Davasından asla vazgeçmeden aynı ciddiyetle görevini en mükemmel şekilde ifa eden Efendimiz (s.a.v.), Mekke şehri daha fazla ümit vermeyince Taif’e gitmişti. Fakat rahat ve rehavetin şımarttığı Taifliler, Mekkelilerden daha baskın çıkmıştı. Bütün sefîh ve ayak takımı toplanıp, Resûl-i Ekrem’i; evet O, meleklerin dahi yüzüne bakmaya kıyamadığı güzeller güzelini taşlayarak Taif’ten kovmuşlardı. O sırada yanında, evlâdım deyip bağrına bastığı Zeyd b. Hârise, gelen taşlara vücudunu siper ederek korumaya çalışmıştı ama yine de mübarek vücuduna isabet eden taşlar her yanını kanlar içinde bırakmıştı. Kısacası sevgililer sevgilisi Hz.
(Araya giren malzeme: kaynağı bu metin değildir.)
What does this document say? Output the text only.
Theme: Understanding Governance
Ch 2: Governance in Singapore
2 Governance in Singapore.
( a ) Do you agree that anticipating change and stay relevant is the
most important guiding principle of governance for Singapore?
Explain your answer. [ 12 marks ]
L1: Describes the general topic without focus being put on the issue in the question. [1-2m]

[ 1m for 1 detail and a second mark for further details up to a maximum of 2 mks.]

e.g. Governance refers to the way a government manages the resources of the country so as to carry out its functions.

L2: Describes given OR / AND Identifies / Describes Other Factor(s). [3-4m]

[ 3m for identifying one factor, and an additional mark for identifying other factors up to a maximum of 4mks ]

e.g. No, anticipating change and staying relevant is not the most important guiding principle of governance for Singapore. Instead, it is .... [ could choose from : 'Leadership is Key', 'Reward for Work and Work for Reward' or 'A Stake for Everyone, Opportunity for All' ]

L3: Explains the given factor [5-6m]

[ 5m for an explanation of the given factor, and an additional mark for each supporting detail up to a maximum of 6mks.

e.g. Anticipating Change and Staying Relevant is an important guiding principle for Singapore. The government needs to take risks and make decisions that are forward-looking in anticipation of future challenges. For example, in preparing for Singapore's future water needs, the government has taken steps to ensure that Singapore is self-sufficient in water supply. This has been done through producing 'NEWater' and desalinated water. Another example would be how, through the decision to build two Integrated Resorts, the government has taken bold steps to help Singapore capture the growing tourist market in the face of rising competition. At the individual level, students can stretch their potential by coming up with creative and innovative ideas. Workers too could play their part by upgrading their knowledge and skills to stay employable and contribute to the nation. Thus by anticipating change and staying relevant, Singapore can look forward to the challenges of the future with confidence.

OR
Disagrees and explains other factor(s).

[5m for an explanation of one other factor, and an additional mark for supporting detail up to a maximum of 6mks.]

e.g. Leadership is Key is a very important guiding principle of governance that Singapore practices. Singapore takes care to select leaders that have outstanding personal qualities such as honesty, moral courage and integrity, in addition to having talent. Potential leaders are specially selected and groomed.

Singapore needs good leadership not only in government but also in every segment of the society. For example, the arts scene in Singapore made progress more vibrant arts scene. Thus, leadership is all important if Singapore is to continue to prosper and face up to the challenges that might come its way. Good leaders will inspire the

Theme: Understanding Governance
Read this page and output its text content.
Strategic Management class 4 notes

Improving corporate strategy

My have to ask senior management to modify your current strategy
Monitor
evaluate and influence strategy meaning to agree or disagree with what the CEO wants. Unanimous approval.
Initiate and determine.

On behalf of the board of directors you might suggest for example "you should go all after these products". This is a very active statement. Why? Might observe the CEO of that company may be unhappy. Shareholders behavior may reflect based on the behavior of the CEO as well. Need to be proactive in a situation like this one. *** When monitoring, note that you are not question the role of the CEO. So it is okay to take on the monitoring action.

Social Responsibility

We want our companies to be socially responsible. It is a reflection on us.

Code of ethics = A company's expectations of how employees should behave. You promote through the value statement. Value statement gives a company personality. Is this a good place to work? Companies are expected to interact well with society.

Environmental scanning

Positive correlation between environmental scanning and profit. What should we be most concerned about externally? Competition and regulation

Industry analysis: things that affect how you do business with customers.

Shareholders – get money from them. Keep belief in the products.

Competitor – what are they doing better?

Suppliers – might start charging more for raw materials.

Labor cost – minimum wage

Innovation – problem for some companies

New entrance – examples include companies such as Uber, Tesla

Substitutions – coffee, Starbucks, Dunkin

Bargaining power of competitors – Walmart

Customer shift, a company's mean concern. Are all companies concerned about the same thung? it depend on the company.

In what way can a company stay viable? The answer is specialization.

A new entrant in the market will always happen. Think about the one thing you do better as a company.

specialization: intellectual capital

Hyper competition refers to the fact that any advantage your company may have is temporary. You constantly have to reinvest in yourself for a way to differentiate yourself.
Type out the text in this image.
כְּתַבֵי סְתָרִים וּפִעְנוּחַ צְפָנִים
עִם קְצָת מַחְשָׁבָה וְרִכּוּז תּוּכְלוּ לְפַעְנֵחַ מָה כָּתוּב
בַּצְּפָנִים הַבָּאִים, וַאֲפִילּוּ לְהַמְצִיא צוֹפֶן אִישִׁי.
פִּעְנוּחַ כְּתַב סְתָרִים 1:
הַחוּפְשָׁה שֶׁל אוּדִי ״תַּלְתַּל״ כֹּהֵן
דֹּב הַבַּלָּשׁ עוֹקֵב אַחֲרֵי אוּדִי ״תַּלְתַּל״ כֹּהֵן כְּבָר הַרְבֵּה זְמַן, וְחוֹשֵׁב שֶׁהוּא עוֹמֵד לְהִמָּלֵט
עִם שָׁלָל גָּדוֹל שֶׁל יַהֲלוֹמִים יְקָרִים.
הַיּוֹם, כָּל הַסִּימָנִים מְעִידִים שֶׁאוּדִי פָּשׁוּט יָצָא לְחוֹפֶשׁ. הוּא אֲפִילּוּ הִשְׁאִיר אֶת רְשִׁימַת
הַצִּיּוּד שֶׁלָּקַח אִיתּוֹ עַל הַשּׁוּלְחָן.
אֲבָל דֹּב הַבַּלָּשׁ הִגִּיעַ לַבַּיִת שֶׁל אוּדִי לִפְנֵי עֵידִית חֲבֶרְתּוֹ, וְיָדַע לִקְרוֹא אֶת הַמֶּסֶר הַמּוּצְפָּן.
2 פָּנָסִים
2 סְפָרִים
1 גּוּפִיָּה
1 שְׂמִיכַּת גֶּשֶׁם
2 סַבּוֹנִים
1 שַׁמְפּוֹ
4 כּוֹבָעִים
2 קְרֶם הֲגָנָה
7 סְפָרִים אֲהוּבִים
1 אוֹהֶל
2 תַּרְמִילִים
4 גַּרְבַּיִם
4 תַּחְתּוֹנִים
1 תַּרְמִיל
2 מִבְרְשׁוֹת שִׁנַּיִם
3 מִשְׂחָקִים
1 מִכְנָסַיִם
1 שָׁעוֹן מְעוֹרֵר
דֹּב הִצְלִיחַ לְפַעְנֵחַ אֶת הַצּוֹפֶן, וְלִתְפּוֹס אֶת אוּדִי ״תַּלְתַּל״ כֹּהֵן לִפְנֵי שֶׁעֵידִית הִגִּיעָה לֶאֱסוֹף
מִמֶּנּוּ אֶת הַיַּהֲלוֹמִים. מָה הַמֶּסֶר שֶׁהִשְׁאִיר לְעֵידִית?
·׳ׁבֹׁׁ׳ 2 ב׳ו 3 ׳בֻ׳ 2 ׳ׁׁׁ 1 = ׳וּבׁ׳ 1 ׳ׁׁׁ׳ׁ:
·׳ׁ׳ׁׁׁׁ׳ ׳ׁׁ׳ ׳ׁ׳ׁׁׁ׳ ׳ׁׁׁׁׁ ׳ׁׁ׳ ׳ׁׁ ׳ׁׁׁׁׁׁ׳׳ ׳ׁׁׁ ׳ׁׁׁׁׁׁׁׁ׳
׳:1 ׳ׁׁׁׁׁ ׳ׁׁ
Muhammed Aleyhi salatu vesselam davası uğrunda nice sıkıntılar ve işkenceler görmüştü. Ancak O (s.a.v.) tüm bunlara karşı büyük bir sabır göstermişti. Ayrıca karşılaştığı her durumda Yüce Allah’a (c.c.) yönelerek yardımını istemiş ve müminlere de bu yolda sabrı ve tevekkülü tavsiye etmişti.

Müslümanlar, her devirde kâfirlerin alaycı tavırlarıyla ve zulmüyle karşı karşıya kaldılar. Günümüzde de yaşanan hadiselere baktığımızda bunu açıkça görmekteyiz. Çeçenistan’da, Afganistan’da, Arakan’da, Kosova’da, Afrika’da, Irak’ta, Suriye’de yaşanan vahşet hep küfrün düşmanlığından kaynaklanıyor. En son ülkemizde yaşanan terör eylemlerine ve Halep’te Ehl-i Sünnet Müslümanlarının hunharca katledilmesine şahit oluyoruz. Kâfirin zulmü, Hz. Âdem’den kıyamet sabahına kadar devam edecek. O yüzden iman sahipleri olarak bizler, her türlü zorluğa ve sıkıntıya karşı hazırlıklı ve sabırlı olmalıyız. Ayrıca küfür ehlinden gelen her türlü bela ve musibetlere karşı da Allah’a tevekkül ederek mücadele etmeliyiz.

Yazımızı şu hatırlatmayı yaparak bitirelim; Allah (c.c.) ve Resulünün (s.a.v.) emir ve yasaklarına hakkıyla riayet ettiğimiz müddetçe Müslümanlar hiçbir zaman zelil olmayacak ve her daim muzaffer olacaktır.